What is the key ingredient when it comes to building wealth? ›

The first step is to earn enough money to cover your basic needs, with some left over for saving. To create a financial plan, consider your personal goals, which may include buying a home, saving for retirement, or putting your kids through college.

What are the big purchases in our life? ›

Our financial lives are marked by the milestone purchases we make as much as by everyday spending on things like gas and groceries.
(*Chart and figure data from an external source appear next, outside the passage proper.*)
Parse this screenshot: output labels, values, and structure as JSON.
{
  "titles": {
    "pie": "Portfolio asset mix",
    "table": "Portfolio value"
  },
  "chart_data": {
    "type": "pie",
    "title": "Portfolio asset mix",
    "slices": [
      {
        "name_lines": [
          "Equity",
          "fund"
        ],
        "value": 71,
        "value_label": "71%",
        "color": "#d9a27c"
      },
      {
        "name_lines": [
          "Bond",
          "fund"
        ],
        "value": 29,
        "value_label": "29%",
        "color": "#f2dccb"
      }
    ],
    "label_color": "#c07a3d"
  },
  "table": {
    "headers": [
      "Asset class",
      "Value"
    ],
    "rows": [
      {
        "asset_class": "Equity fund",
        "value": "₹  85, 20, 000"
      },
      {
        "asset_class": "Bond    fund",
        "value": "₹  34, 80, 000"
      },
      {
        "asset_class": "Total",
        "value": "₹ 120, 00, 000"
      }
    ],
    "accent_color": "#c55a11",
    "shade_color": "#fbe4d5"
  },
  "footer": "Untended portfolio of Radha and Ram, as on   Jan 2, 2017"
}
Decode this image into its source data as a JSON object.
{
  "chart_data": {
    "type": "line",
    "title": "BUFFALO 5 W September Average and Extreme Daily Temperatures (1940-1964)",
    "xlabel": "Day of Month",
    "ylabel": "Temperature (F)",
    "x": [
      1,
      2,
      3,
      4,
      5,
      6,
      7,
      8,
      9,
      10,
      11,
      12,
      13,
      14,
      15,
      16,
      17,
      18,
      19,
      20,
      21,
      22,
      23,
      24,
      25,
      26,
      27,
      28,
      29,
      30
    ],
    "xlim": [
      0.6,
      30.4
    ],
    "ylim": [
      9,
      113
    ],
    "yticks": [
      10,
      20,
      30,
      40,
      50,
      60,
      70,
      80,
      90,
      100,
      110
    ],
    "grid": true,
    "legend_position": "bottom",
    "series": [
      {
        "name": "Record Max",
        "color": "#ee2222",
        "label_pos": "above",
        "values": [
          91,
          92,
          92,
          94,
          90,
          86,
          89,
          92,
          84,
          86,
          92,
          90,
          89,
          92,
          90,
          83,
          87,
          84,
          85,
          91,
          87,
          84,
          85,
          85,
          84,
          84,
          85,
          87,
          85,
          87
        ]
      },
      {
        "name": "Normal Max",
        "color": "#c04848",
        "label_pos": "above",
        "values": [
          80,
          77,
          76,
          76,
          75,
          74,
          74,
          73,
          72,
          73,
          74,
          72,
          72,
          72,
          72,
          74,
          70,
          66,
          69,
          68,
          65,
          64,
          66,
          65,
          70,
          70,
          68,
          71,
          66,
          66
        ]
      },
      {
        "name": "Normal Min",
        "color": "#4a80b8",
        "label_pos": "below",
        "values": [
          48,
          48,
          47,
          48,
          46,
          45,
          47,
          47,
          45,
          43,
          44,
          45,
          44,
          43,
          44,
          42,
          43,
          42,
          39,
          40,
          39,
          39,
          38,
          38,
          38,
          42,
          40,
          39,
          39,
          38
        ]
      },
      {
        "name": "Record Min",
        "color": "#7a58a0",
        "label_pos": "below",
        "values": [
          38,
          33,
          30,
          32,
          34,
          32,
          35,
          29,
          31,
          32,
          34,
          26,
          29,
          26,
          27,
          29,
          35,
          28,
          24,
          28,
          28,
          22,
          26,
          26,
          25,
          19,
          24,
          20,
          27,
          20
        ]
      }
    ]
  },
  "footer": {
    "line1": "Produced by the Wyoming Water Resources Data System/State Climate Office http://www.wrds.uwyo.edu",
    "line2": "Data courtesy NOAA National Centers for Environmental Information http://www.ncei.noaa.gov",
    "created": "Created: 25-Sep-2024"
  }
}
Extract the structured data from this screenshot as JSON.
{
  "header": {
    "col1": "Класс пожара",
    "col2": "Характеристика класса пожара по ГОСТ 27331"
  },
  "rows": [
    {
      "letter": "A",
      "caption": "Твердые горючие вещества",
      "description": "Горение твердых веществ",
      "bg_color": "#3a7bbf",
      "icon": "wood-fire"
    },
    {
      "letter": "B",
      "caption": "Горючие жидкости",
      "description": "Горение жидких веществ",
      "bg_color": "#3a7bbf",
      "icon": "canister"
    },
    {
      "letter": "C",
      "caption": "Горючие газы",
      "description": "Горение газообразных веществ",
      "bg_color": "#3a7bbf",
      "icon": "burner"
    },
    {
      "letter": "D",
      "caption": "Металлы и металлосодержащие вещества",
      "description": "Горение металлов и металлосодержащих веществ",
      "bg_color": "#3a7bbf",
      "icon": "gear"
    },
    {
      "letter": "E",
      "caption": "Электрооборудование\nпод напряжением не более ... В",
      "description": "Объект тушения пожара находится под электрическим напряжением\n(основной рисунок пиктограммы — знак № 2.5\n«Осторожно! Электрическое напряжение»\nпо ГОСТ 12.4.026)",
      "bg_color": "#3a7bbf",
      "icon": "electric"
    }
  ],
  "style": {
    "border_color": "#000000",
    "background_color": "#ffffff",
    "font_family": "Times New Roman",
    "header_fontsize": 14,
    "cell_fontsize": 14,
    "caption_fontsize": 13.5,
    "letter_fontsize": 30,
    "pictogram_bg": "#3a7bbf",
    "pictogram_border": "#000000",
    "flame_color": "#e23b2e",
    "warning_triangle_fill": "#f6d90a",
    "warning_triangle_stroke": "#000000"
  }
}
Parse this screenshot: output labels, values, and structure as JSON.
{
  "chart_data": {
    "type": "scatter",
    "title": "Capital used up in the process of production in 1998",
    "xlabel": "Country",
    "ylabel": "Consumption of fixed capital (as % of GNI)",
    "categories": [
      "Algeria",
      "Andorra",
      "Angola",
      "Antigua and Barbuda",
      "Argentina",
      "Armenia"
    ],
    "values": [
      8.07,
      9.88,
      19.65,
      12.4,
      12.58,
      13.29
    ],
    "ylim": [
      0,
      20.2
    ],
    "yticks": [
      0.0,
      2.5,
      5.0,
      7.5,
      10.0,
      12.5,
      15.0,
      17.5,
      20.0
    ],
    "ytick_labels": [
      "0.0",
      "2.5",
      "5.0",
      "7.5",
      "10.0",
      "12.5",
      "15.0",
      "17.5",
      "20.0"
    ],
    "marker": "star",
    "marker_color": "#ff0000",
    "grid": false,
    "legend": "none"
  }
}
Those milestone purchases and expenses — homes, cars, college, weddings and vacations — add up over time. They add up to a lot, it turns out, in the average American's lifetime.

Where to invest sinking funds? ›

If you are using your sinking fund to save for an expense that you'll need in a year or less, then you should keep it in an account that you can easily access when you need it. This is known as a “liquid” type of account and examples are a high yield savings account or money market account.

What account is a sinking fund under? ›

Business Accounting of Sinking Funds

A sinking fund is typically listed as a noncurrent asset—or long-term asset—on a company's balance sheet and is often included in the listing for long-term investments or other investments.

Where do you save sinking funds? ›

You could keep envelopes of money in your safe, but that can still be a little risky. Plus, liquid cash doesn't earn any interest. In many cases, it makes more sense to consider keeping your sinking funds in a high-yield savings account instead. Open a high-yield savings account now to earn more interest as you save.

What is a good sinking fund balance? ›

$1500-$2000 per lot. For example, a 10 lot scheme would have a healthy sinking fund if they had a minimum balance of $20,000.